Proving this definition of a morphism of schemes is continuous

algebraic-geometrysheaf-theory

I am reading a book called Toric Varieties by Cox et. al, where I came across this definition of a morphism. Let $U_i \subseteq V_i$ be Zariski open sets of affine varieties for $i=1,2$. A mapping $\Phi:U_1 \rightarrow U_2$ is morphism if $\phi \rightarrow \phi \circ \Phi$ defines a map from $\phi^*:\mathcal{O}_{V_2}(U_2) \rightarrow \mathcal{O}_{V_1}(U_1)$, where $\mathcal{O}_{V_i}(U_i)$ is the set of all regular functions from $U_i \rightarrow \mathbb{C}$.

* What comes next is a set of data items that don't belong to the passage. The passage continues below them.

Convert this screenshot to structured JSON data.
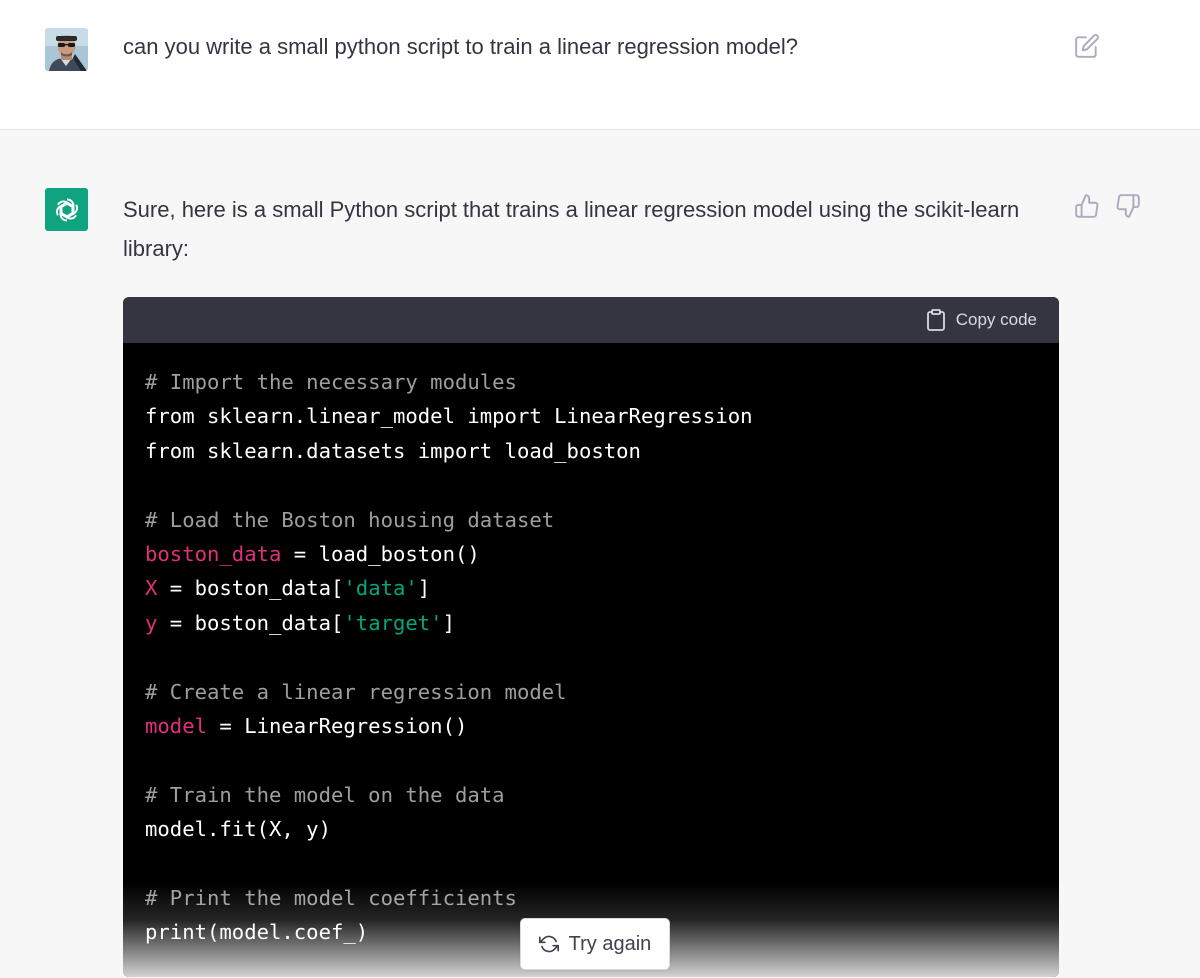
{
  "conversation": {
    "user_message": "can you write a small python script to train a linear regression model?",
    "assistant_intro": "Sure, here is a small Python script that trains a linear regression model using the scikit-learn library:"
  },
  "code_block": {
    "copy_label": "Copy code",
    "lines": [
      [
        {
          "t": "# Import the necessary modules",
          "k": "comment"
        }
      ],
      [
        {
          "t": "from sklearn.linear_model import LinearRegression",
          "k": "plain"
        }
      ],
      [
        {
          "t": "from sklearn.datasets import load_boston",
          "k": "plain"
        }
      ],
      [],
      [
        {
          "t": "# Load the Boston housing dataset",
          "k": "comment"
        }
      ],
      [
        {
          "t": "boston_data",
          "k": "var"
        },
        {
          "t": " = load_boston()",
          "k": "plain"
        }
      ],
      [
        {
          "t": "X",
          "k": "var"
        },
        {
          "t": " = boston_data[",
          "k": "plain"
        },
        {
          "t": "'data'",
          "k": "str"
        },
        {
          "t": "]",
          "k": "plain"
        }
      ],
      [
        {
          "t": "y",
          "k": "var"
        },
        {
          "t": " = boston_data[",
          "k": "plain"
        },
        {
          "t": "'target'",
          "k": "str"
        },
        {
          "t": "]",
          "k": "plain"
        }
      ],
      [],
      [
        {
          "t": "# Create a linear regression model",
          "k": "comment"
        }
      ],
      [
        {
          "t": "model",
          "k": "var"
        },
        {
          "t": " = LinearRegression()",
          "k": "plain"
        }
      ],
      [],
      [
        {
          "t": "# Train the model on the data",
          "k": "comment"
        }
      ],
      [
        {
          "t": "model.fit(X, y)",
          "k": "plain"
        }
      ],
      [],
      [
        {
          "t": "# Print the model coefficients",
          "k": "comment"
        }
      ],
      [
        {
          "t": "print(model.coef_)",
          "k": "plain"
        }
      ]
    ]
  },
  "actions": {
    "try_again_label": "Try again"
  },
  "icons": {
    "edit": "edit-icon",
    "thumbs_up": "thumbs-up-icon",
    "thumbs_down": "thumbs-down-icon",
    "clipboard": "clipboard-icon",
    "refresh": "refresh-icon",
    "openai_logo": "openai-logo-icon"
  },
  "colors": {
    "brand_green": "#10a37f",
    "code_background": "#000000",
    "code_header": "#343541",
    "token_variable": "#df3079",
    "token_string": "#00a67d",
    "token_comment": "#9e9e9e"
  }
}
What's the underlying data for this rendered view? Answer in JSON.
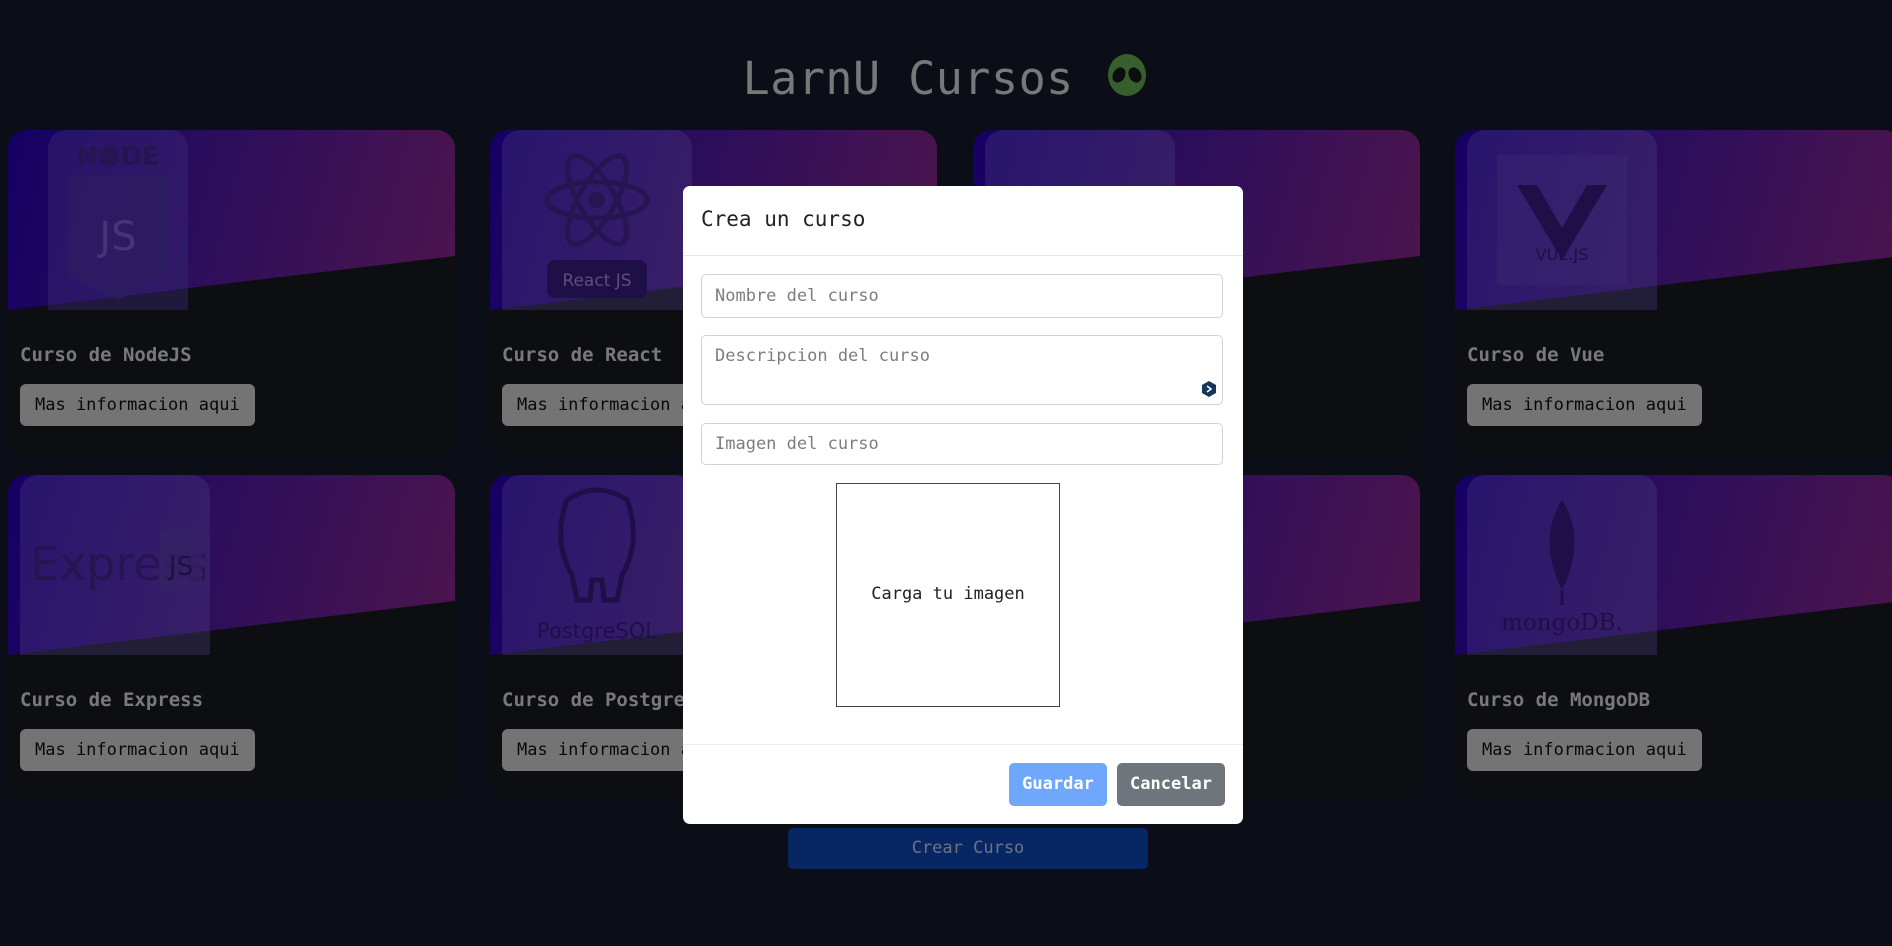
{
  "header": {
    "title": "LarnU Cursos"
  },
  "cards": [
    {
      "name": "Curso de NodeJS",
      "button": "Mas informacion aqui",
      "logo_text": "NODE"
    },
    {
      "name": "Curso de React",
      "button": "Mas informacion aqui",
      "logo_text": "React JS"
    },
    {
      "name": "",
      "button": "",
      "logo_text": ""
    },
    {
      "name": "Curso de Vue",
      "button": "Mas informacion aqui",
      "logo_text": "VUE.JS"
    },
    {
      "name": "Curso de Express",
      "button": "Mas informacion aqui",
      "logo_text": "Express"
    },
    {
      "name": "Curso de Postgre",
      "button": "Mas informacion a",
      "logo_text": "PostgreSQL"
    },
    {
      "name": "",
      "button": "",
      "logo_text": ""
    },
    {
      "name": "Curso de MongoDB",
      "button": "Mas informacion aqui",
      "logo_text": "mongoDB."
    }
  ],
  "create_button": "Crear Curso",
  "modal": {
    "title": "Crea un curso",
    "name_placeholder": "Nombre del curso",
    "description_placeholder": "Descripcion del curso",
    "image_placeholder": "Imagen del curso",
    "preview_text": "Carga tu imagen",
    "save_label": "Guardar",
    "cancel_label": "Cancelar"
  },
  "icons": {
    "header_emoji": "alien-icon",
    "grammar": "grammar-extension-icon"
  },
  "colors": {
    "background": "#161d2e",
    "primary": "#0d4ec7",
    "save": "#6ea7fc",
    "cancel": "#6e757c"
  }
}
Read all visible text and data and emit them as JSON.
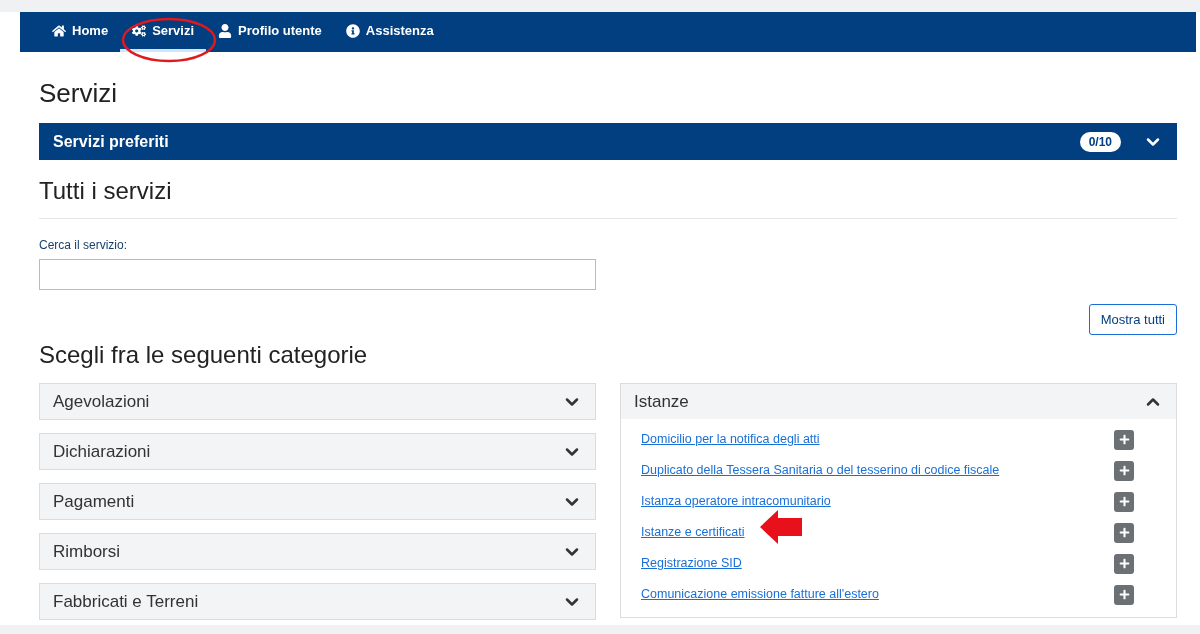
{
  "nav": {
    "items": [
      {
        "label": "Home",
        "selected": false
      },
      {
        "label": "Servizi",
        "selected": true
      },
      {
        "label": "Profilo utente",
        "selected": false
      },
      {
        "label": "Assistenza",
        "selected": false
      }
    ]
  },
  "page_title": "Servizi",
  "favorites": {
    "title": "Servizi preferiti",
    "count": "0/10",
    "expanded": false
  },
  "all_services": {
    "title": "Tutti i servizi",
    "search_label": "Cerca il servizio:",
    "show_all_button": "Mostra tutti"
  },
  "categories_title": "Scegli fra le seguenti categorie",
  "category_columns": [
    {
      "categories": [
        {
          "title": "Agevolazioni",
          "expanded": false
        },
        {
          "title": "Dichiarazioni",
          "expanded": false
        },
        {
          "title": "Pagamenti",
          "expanded": false
        },
        {
          "title": "Rimborsi",
          "expanded": false
        },
        {
          "title": "Fabbricati e Terreni",
          "expanded": false
        }
      ]
    },
    {
      "categories": [
        {
          "title": "Istanze",
          "expanded": true,
          "links": [
            "Domicilio per la notifica degli atti",
            "Duplicato della Tessera Sanitaria o del tesserino di codice fiscale",
            "Istanza operatore intracomunitario",
            "Istanze e certificati",
            "Registrazione SID",
            "Comunicazione emissione fatture all'estero"
          ]
        }
      ]
    }
  ]
}
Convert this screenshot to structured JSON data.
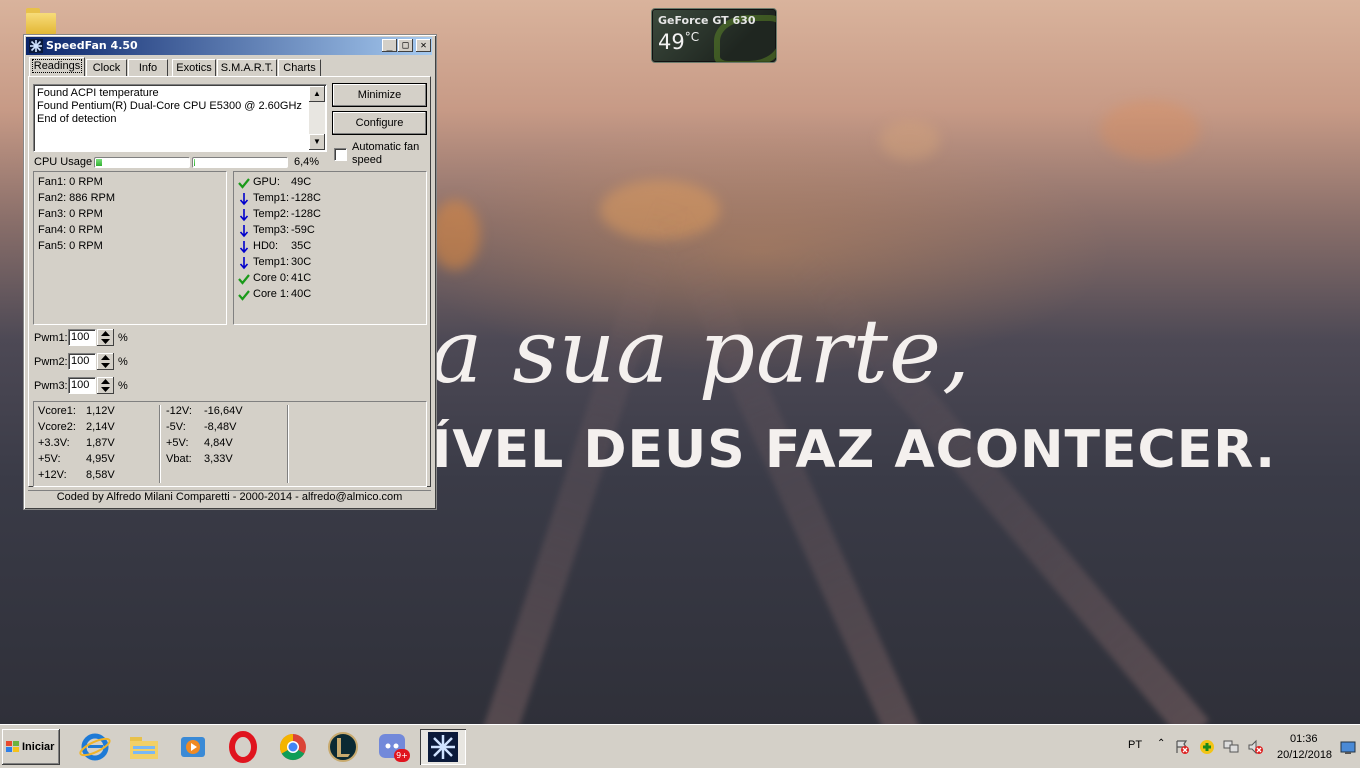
{
  "wallpaper": {
    "quote_line1": "a sua parte,",
    "quote_line2": "ÍVEL DEUS FAZ ACONTECER."
  },
  "gpu_gadget": {
    "name": "GeForce GT 630",
    "temperature": "49",
    "unit": "°C"
  },
  "window": {
    "title": "SpeedFan 4.50",
    "controls": {
      "minimize": "_",
      "maximize": "□",
      "close": "✕"
    },
    "tabs": [
      {
        "label": "Readings",
        "active": true
      },
      {
        "label": "Clock"
      },
      {
        "label": "Info"
      },
      {
        "label": "Exotics"
      },
      {
        "label": "S.M.A.R.T."
      },
      {
        "label": "Charts"
      }
    ],
    "log": [
      "Found ACPI temperature",
      "Found Pentium(R) Dual-Core CPU E5300 @ 2.60GHz",
      "End of detection"
    ],
    "buttons": {
      "minimize": "Minimize",
      "configure": "Configure"
    },
    "auto_fan_label": "Automatic fan speed",
    "auto_fan_checked": false,
    "cpu_usage": {
      "label": "CPU Usage",
      "core1_fraction": 0.06,
      "core2_fraction": 0.01,
      "percent_text": "6,4%"
    },
    "fans": [
      "Fan1: 0 RPM",
      "Fan2: 886 RPM",
      "Fan3: 0 RPM",
      "Fan4: 0 RPM",
      "Fan5: 0 RPM"
    ],
    "temps": [
      {
        "label": "GPU:",
        "value": "49C",
        "status": "ok-icon"
      },
      {
        "label": "Temp1:",
        "value": "-128C",
        "status": "down-arrow-icon"
      },
      {
        "label": "Temp2:",
        "value": "-128C",
        "status": "down-arrow-icon"
      },
      {
        "label": "Temp3:",
        "value": "-59C",
        "status": "down-arrow-icon"
      },
      {
        "label": "HD0:",
        "value": "35C",
        "status": "down-arrow-icon"
      },
      {
        "label": "Temp1:",
        "value": "30C",
        "status": "down-arrow-icon"
      },
      {
        "label": "Core 0:",
        "value": "41C",
        "status": "ok-icon"
      },
      {
        "label": "Core 1:",
        "value": "40C",
        "status": "ok-icon"
      }
    ],
    "pwm": [
      {
        "label": "Pwm1:",
        "value": "100",
        "unit": "%"
      },
      {
        "label": "Pwm2:",
        "value": "100",
        "unit": "%"
      },
      {
        "label": "Pwm3:",
        "value": "100",
        "unit": "%"
      }
    ],
    "voltages_left": [
      {
        "label": "Vcore1:",
        "value": "1,12V"
      },
      {
        "label": "Vcore2:",
        "value": "2,14V"
      },
      {
        "label": "+3.3V:",
        "value": "1,87V"
      },
      {
        "label": "+5V:",
        "value": "4,95V"
      },
      {
        "label": "+12V:",
        "value": "8,58V"
      }
    ],
    "voltages_right": [
      {
        "label": "-12V:",
        "value": "-16,64V"
      },
      {
        "label": "-5V:",
        "value": "-8,48V"
      },
      {
        "label": "+5V:",
        "value": "4,84V"
      },
      {
        "label": "Vbat:",
        "value": "3,33V"
      }
    ],
    "status": "Coded by Alfredo Milani Comparetti - 2000-2014 - alfredo@almico.com"
  },
  "taskbar": {
    "start_label": "Iniciar",
    "apps": [
      "internet-explorer-icon",
      "file-explorer-icon",
      "media-player-icon",
      "opera-icon",
      "chrome-icon",
      "league-of-legends-icon",
      "discord-icon",
      "speedfan-icon"
    ],
    "discord_badge": "9+",
    "language": "PT",
    "time": "01:36",
    "date": "20/12/2018"
  },
  "colors": {
    "window_face": "#d4d0c8",
    "title_start": "#0a246a",
    "title_end": "#a6caf0",
    "ok_green": "#1a9a1a",
    "down_blue": "#0000cc"
  }
}
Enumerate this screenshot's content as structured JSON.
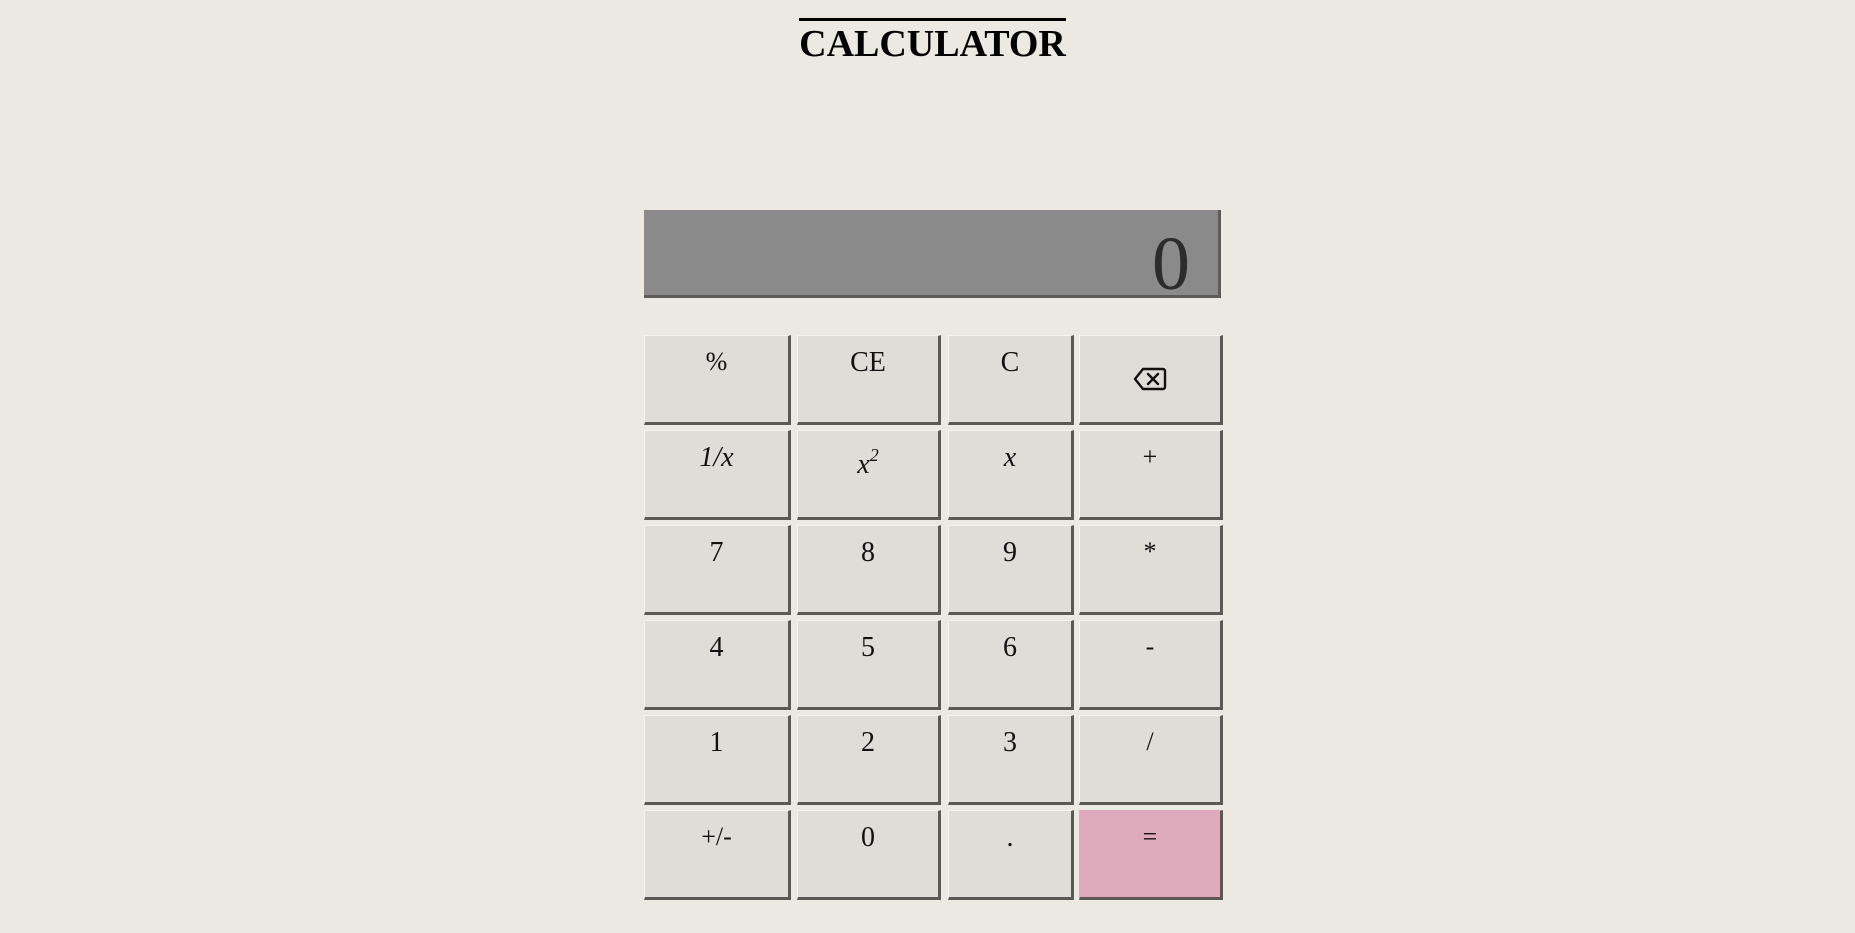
{
  "app": {
    "title": "CALCULATOR"
  },
  "display": {
    "value": "0"
  },
  "keys": {
    "percent": "%",
    "clear_entry": "CE",
    "clear": "C",
    "backspace_icon": "backspace-icon",
    "reciprocal": "1/x",
    "square_base": "x",
    "square_exp": "2",
    "x": "x",
    "plus": "+",
    "seven": "7",
    "eight": "8",
    "nine": "9",
    "multiply": "*",
    "four": "4",
    "five": "5",
    "six": "6",
    "minus": "-",
    "one": "1",
    "two": "2",
    "three": "3",
    "divide": "/",
    "negate": "+/-",
    "zero": "0",
    "decimal": ".",
    "equals": "="
  },
  "colors": {
    "background": "#ece8e2",
    "display": "#8a8a8a",
    "key": "#e0ddd8",
    "equals_key": "#dfaabc"
  }
}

Now I should mention the definition of regular function also.

Consider $V=\operatorname{Spec}(R)$ be an affine variety. Let $f \in R$ be a polynomial function on $R$, then $V_f=V\setminus V(f)$ is a Zariski open set. Now, we know that these are affine open sets which form basis for Zariski topology in $V$. Now, we will call a function $U \rightarrow \mathbb{C}$ is a regular function, if for every $p \in U$, there exists $f_p \in R$ such that $p \in V_{f_p} \subseteq U$ and $\phi|_{V_{f_p}}\in R_{f_p}$. So essentially, for every $p$, $\phi(p)=a_p/f_p^{n_p}$ with $f_p(p) \neq 0$ and $n_p \geq 0.$

I don't understand how a morphism is a continuous function in the Zariski Topology.

I will be grateful if you can help me on this.

Best Answer

For $V_1$ and $V_2$ affine varieties, to show a morphism $\Phi: V_1\to V_2$ is continuous.

Enough to show that for $D(f)\subset V_2$ (where $D(f)=V_2-V(f)$ for $f$ a polynomial function on $V_2$), $\Phi^{-1}(D(f))$ is open in $V_1$.

Now $\phi^*: \mathcal{O}(V_2)\to \mathcal{O}(V_1)$ takes regular functions on $V_2$ to $V_1.$ Let $g:=\phi^*(f)$ regular function on $V_1$. Check $D(g)=\Phi^{-1}(D(f))$.

Now to see in general: for $V_1$ and $V_2$ (not necessarily affine) varieties, a morphism $\Phi: V_1\to V_2$ is continuous.

So we want to see that for any open subset $U_2\subset V_2$, $\Phi^{-1}(U_2)$ is open in $V_1$.

Cover $U_2$ by basic open sets $D(f_i)$'s. Now $$\Phi^{-1}(U_2)=\bigcup_{i}\Phi^{-1}(D(f_i)) .$$

So $$\Phi^{-1}(U_2)=\bigcup_{i}D(\phi^*(f_i)).$$

Hence $\Phi^{-1}(U_2)$ is open in $V_1$.